Load specific columns only¶
df = pd.read_parquet(
"data/parquet/pollutants",
filters=[("pollutant_group", "=", "PM2.5"), ("county_name", "=", "Bexar")],
columns=["date_local", "time_local", "sample_measurement", "site_name", "aqsid"],
)
Scan with PyArrow for larger-than-memory queries¶
import pyarrow.dataset as ds
dataset = ds.dataset("data/parquet/pollutants", format="parquet", partitioning="hive")
# Count rows per year without loading the data
for frag in dataset.get_fragments():
meta = frag.metadata
print(frag.path, meta.num_rows)
Filter by a list of sites¶
bexar_o3_sites = ["480290052", "480290055", "480291091", "480291610"]
df = pd.read_parquet(
"data/parquet/pollutants",
filters=[
("pollutant_group", "=", "Ozone"),
("aqsid", "in", bexar_o3_sites),
],
)
Daily aggregates¶
daily = pd.read_csv("data/csv/daily_pollutant_means.csv")
# Or, faster:
daily = pd.read_parquet("data/parquet/daily/pollutant_daily.parquet")
# Use only days that meet the 75% completeness threshold
valid = daily[daily.valid_day]
# Annual mean PM2.5 per county
pm25 = valid[valid.pollutant_group == "PM2.5"].copy()
pm25["year"] = pd.to_datetime(pm25.date_local).dt.year
annual = (pm25.groupby(["year", "county_name"])["mean"]
.mean()
.reset_index()
.rename(columns={"mean": "annual_mean_ugm3"}))
NAAQS design values¶
dv = pd.read_csv("data/csv/naaqs_design_values.csv")

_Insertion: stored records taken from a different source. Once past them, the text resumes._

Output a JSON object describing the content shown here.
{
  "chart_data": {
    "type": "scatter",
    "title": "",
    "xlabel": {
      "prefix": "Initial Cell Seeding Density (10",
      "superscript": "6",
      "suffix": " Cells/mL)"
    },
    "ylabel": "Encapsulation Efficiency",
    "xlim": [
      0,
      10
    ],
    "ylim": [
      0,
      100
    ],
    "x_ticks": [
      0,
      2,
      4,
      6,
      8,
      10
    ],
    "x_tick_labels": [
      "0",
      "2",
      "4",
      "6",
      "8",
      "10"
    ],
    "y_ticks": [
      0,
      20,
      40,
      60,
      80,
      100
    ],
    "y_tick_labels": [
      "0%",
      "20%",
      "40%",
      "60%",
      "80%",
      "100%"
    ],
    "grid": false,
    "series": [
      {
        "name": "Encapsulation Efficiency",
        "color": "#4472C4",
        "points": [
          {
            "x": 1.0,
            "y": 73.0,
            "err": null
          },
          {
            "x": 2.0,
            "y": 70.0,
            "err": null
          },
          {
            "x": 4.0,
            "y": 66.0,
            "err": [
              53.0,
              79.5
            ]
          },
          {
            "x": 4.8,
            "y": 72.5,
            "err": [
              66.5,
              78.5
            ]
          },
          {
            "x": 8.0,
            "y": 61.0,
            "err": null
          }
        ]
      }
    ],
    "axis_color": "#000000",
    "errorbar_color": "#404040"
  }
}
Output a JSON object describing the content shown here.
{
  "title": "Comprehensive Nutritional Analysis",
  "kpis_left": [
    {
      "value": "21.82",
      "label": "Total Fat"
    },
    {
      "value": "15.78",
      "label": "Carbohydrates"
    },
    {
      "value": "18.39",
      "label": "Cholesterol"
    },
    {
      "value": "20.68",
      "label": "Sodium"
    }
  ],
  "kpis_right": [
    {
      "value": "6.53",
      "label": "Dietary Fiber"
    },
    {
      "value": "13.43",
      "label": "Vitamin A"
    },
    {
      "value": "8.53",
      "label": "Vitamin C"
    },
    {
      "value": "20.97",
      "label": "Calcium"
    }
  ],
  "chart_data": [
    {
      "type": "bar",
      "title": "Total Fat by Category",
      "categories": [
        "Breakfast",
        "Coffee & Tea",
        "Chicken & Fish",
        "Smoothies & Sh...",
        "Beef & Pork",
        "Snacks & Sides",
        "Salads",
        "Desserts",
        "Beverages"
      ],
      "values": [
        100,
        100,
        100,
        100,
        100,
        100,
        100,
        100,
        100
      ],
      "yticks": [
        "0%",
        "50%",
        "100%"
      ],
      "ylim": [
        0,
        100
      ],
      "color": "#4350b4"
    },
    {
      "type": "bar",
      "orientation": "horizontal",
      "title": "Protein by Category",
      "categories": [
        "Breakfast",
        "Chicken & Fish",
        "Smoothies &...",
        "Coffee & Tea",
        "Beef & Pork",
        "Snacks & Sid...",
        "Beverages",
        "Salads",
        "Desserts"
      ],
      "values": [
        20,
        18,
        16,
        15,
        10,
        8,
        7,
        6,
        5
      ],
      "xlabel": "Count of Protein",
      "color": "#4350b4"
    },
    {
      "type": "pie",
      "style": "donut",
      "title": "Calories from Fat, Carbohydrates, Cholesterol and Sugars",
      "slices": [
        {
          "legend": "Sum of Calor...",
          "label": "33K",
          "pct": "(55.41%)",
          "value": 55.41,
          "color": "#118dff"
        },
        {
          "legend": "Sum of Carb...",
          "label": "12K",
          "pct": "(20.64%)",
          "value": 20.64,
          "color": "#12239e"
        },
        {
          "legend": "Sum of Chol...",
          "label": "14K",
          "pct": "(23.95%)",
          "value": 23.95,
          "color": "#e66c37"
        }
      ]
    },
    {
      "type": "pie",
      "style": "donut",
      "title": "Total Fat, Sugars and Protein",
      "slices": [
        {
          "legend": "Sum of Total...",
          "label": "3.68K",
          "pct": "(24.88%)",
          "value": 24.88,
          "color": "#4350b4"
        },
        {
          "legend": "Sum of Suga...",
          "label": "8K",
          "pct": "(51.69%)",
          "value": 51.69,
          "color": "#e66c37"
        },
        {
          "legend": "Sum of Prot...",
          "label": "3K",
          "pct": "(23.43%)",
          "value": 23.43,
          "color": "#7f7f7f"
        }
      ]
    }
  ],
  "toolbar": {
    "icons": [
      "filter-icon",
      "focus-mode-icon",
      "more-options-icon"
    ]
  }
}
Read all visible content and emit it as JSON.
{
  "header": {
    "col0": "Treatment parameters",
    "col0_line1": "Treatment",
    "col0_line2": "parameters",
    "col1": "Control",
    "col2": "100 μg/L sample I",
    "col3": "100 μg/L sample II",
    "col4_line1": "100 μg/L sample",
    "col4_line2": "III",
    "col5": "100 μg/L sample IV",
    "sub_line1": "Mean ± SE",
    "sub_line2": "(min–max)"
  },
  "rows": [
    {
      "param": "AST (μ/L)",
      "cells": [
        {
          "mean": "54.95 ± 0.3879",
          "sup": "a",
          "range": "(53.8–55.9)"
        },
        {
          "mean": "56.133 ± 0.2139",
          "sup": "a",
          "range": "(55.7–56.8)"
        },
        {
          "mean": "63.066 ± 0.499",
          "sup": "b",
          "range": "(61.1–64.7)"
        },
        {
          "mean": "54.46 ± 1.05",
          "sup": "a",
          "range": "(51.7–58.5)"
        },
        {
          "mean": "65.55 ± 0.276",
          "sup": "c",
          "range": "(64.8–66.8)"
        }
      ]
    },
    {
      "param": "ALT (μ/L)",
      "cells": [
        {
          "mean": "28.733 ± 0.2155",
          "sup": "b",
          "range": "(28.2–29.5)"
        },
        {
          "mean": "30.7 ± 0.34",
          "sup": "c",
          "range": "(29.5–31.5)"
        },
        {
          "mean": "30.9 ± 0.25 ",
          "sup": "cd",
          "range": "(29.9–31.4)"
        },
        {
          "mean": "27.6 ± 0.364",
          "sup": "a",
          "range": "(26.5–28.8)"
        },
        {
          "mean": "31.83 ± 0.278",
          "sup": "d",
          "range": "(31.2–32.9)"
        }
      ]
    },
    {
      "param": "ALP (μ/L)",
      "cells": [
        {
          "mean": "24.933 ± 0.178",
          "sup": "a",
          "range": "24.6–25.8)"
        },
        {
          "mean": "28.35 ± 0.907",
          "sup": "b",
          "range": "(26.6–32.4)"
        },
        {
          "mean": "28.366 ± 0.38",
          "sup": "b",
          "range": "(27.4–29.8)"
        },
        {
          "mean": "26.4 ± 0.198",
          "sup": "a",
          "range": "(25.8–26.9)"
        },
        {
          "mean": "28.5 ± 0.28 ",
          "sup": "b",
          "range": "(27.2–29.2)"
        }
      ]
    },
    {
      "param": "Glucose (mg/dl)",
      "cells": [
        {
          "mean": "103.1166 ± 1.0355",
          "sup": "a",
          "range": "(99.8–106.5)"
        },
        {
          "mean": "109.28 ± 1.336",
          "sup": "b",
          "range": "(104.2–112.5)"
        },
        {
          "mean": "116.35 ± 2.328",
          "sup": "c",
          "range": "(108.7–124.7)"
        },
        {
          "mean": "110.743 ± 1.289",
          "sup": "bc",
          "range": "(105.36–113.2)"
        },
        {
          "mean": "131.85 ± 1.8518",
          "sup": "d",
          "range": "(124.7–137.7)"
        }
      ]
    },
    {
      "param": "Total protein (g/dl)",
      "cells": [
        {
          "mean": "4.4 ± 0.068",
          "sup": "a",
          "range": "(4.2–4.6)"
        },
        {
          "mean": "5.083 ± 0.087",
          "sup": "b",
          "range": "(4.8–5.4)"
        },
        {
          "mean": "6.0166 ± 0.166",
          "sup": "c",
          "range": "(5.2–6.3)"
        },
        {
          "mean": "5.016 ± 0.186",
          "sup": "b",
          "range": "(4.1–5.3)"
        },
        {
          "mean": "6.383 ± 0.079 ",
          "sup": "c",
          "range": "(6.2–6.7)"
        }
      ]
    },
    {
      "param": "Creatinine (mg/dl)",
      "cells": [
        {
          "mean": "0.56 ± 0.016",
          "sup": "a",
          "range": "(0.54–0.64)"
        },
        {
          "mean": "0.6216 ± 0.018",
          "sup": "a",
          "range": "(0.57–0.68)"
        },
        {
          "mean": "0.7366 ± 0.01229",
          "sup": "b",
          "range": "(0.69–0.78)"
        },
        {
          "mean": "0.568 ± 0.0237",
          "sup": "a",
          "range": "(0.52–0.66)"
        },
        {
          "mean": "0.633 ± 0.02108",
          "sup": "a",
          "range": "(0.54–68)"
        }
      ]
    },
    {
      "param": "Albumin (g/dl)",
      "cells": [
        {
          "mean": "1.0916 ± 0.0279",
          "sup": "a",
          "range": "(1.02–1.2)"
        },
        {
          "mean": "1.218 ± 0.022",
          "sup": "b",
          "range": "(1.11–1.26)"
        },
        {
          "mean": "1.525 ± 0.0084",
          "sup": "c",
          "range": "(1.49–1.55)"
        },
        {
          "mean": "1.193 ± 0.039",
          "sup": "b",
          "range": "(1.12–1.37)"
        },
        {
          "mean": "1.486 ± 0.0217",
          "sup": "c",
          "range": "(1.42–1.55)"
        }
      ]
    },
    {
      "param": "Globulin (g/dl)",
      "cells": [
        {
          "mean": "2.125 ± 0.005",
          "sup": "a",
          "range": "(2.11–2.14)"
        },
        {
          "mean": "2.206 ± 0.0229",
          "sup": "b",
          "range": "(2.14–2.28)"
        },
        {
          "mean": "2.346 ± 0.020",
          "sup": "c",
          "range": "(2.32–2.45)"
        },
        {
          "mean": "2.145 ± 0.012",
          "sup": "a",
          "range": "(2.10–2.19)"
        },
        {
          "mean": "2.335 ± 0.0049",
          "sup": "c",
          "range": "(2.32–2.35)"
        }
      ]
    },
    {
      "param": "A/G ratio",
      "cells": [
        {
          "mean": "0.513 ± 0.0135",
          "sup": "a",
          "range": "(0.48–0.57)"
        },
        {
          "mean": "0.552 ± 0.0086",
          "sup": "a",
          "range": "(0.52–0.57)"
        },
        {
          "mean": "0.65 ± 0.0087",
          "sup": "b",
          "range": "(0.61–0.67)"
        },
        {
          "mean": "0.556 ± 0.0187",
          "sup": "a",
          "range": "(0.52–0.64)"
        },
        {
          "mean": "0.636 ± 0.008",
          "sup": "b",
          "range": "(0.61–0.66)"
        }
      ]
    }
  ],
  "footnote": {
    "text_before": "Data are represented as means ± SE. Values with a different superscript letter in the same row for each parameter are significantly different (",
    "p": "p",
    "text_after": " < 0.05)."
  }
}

# What sites exceeded the 8-hr ozone standard in 2023?
exceedances_2023 = dv.query(
"metric == 'ozone_8hr_4th_max' and year == 2023 and exceeds"
)
print(exceedances_2023[["county_name", "site_name", "value", "naaqs_level"]])
Combined AQ + weather¶
combined = pd.read_parquet("data/parquet/combined/aq_weather_daily.parquet")
# Correlation between daily temp_c and daily ozone mean at a single site
one_site = combined.query("aqsid == '480290052' and pollutant_group == 'Ozone'")
corr = one_site[["mean", "temp_c", "wind_speed", "humidity"]].corr()
print(corr)
Site registry¶
sites = pd.read_csv("data/csv/site_registry.csv")
# Only active sites
active = sites.query("data_status == 'active'")
# Count by county and network
print(active.groupby(["county_name", "network"]).size().unstack(fill_value=0))
Full worked example: Bexar County ozone NAAQS trend¶
import pandas as pd
import matplotlib.pyplot as plt
dv = pd.read_csv("data/csv/naaqs_design_values.csv")
bexar_o3 = dv.query(
"county_name == 'Bexar' and metric == 'ozone_8hr_4th_max'"
)
annual_max = bexar_o3.groupby("year")["value"].max().reset_index()
fig, ax = plt.subplots(figsize=(8, 5))
ax.plot(annual_max.year, annual_max.value, marker="o", linewidth=2)
ax.axhline(0.070, color="red", linestyle="--", label="NAAQS 0.070 ppm")
ax.set_xlabel("Year")
ax.set_ylabel("4th-highest daily max 8-hr O₃ (ppm)")
ax.set_title("Bexar County Ozone Design Values, 2015–2025")
ax.legend()
ax.grid(alpha=0.3)
plt.tight_layout()
plt.savefig("bexar_ozone_trend.png", dpi=150)
Postgres from Python (optional)¶
Requires sqlalchemy>=2.0 and psycopg[binary]>=3.1.
import os
import pandas as pd
from sqlalchemy import create_engine, text
url = os.environ["AQ_POSTGRES_URL"] # Read from env var, never hardcode
engine = create_engine(url, pool_pre_ping=True)
# Read into a DataFrame
with engine.connect() as conn:
df = pd.read_sql(
"SELECT * FROM aq.naaqs_design_values WHERE year = 2023 AND exceeds",
conn,
)
Or use the helper:
from pipeline.utils.db import get_engine
engine = get_engine() # reads AQ_POSTGRES_URL, returns None if unset
See 10_usage_sql.md for more query examples.
Common pitfalls¶
-
Don't load the whole pollutant parquet without a filter. It's ~5M rows. Always push predicates with
filters=[...]. -
date_localis a string, not a datetime. Usepd.to_datetime()before date arithmetic. -
sample_measurementunits depend onpollutant_group. See 03_data_schemas.md §Unit conventions. -
completeness_pctis a fraction, not a percentage.0.75, not75. -
Duplicate parameters per site. Some sites report the same pollutant via multiple
parameter_codevalues (e.g. NO₂ has 42602, NOx has 42603). If you want "NO₂ concentration" specifically, filter byparameter_code == 42602. -
2025 is incomplete. See 06_data_quality.md issue 13.